Mr. Hongfei quickly refuted the reason of the crash put forth by Mr. Lerider. He wrote: “The delay is not out of the reason described by the statement of Malcolm Lerider in Discord, although he is NEO’s Senior R&D Manager. His statement was then misused as evidence that 1 Consensus Node failure will bring down the NEO network. It is a ridiculous and ignorant accusation and can be debunked easily. The actual reason is more complicated and we were aware of this issue and had been working on it long before the recent delay happened.”
He further explained the technicality of the issue: “One or even two Consensus Nodes going offline or colluding maliciously will not trigger this issue because dBFT tolerates “f” (in NEO’s case f=2) faulty nodes given there are “3f+1” (in NEO’s case 7) Consensus Nodes.

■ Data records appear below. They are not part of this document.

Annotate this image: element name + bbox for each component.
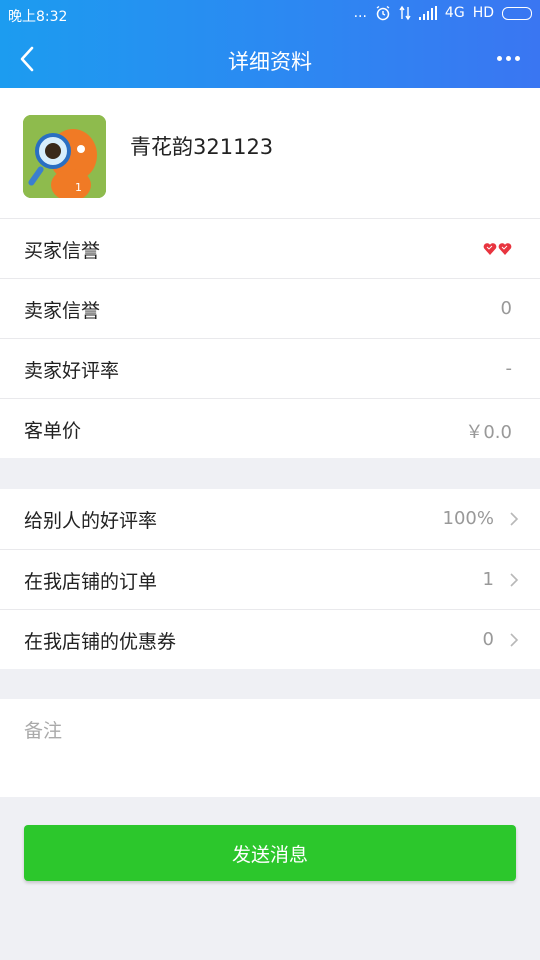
data-transfer-icon: [399, 5, 411, 21]
app-header: 晚上8:32 ... 4G HD 详细资料: [0, 0, 540, 88]
credit-section: 买家信誉 卖家信誉 0 卖家好评率 - 客单价 ￥0.0: [0, 218, 540, 458]
note-field[interactable]: 备注: [0, 699, 540, 797]
row-seller-credit: 卖家信誉 0: [0, 278, 540, 338]
profile-name: 青花韵321123: [130, 135, 274, 159]
heart-rating-icon: [483, 243, 512, 255]
svg-text:1: 1: [75, 181, 82, 194]
profile-card: 1 青花韵321123: [0, 88, 540, 218]
row-label: 给别人的好评率: [24, 510, 158, 532]
alarm-icon: [376, 5, 390, 21]
row-label: 卖家好评率: [24, 360, 120, 382]
row-value: 1: [482, 569, 494, 590]
row-given-positive-rate[interactable]: 给别人的好评率 100%: [0, 489, 540, 549]
note-placeholder: 备注: [24, 720, 63, 742]
row-label: 买家信誉: [24, 240, 101, 262]
row-orders-in-shop[interactable]: 在我店铺的订单 1: [0, 549, 540, 609]
chevron-right-icon: [510, 573, 519, 587]
title-bar: 详细资料: [0, 30, 540, 88]
network-type: 4G: [444, 5, 465, 21]
row-value: 100%: [442, 508, 494, 529]
row-seller-positive-rate: 卖家好评率 -: [0, 338, 540, 398]
row-label: 客单价: [24, 420, 82, 442]
row-value: -: [505, 358, 513, 379]
status-bar: 晚上8:32 ... 4G HD: [0, 0, 540, 30]
stats-section: 给别人的好评率 100% 在我店铺的订单 1 在我店铺的优惠券 0: [0, 489, 540, 669]
row-label: 在我店铺的订单: [24, 571, 158, 593]
row-buyer-credit: 买家信誉: [0, 218, 540, 278]
row-coupons-in-shop[interactable]: 在我店铺的优惠券 0: [0, 609, 540, 669]
avatar-image: 1: [23, 115, 106, 198]
signal-icon: [418, 6, 437, 20]
row-label: 卖家信誉: [24, 300, 101, 322]
status-icons: ... 4G HD: [354, 5, 532, 21]
battery-icon: [502, 6, 532, 20]
status-time: 晚上8:32: [8, 9, 68, 25]
row-label: 在我店铺的优惠券: [24, 631, 177, 653]
row-avg-order-price: 客单价 ￥0.0: [0, 398, 540, 458]
page-title: 详细资料: [228, 50, 312, 74]
more-options-icon[interactable]: [497, 56, 520, 61]
avatar[interactable]: 1: [23, 115, 106, 198]
status-dots: ...: [353, 5, 367, 21]
chevron-right-icon: [510, 512, 519, 526]
send-message-button[interactable]: 发送消息: [24, 825, 516, 881]
hd-indicator: HD: [472, 5, 494, 21]
row-value: 0: [482, 629, 494, 650]
row-value: ￥0.0: [465, 422, 512, 443]
row-value: 0: [500, 298, 512, 319]
chevron-right-icon: [510, 633, 519, 647]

We are pretty sure the block delay is caused by a corner case lying deep in NEO’s p2p protocol implementation: in some unusual scenarios, Consensus Nodes disconnect from the networks temporarily but reconnect shortly after. In such scenarios block delay is observed. We had been testing fixes for weeks on testnet and it was planned to be deployed on mainnet this week.”
The impact of the delay and downtime clearly reflects on NEO as well as GAS’s performance on the market. Both coins have taken a plunge in the last 7 days. NEO depreciated 22.8% in this period as its value went down from $142 to $108. GAS the token which fuels the network dipped from $44 to $32.
Despite the dip, NEO still is the 7th largest coin in the market, with a market capitalization of over $7 billion.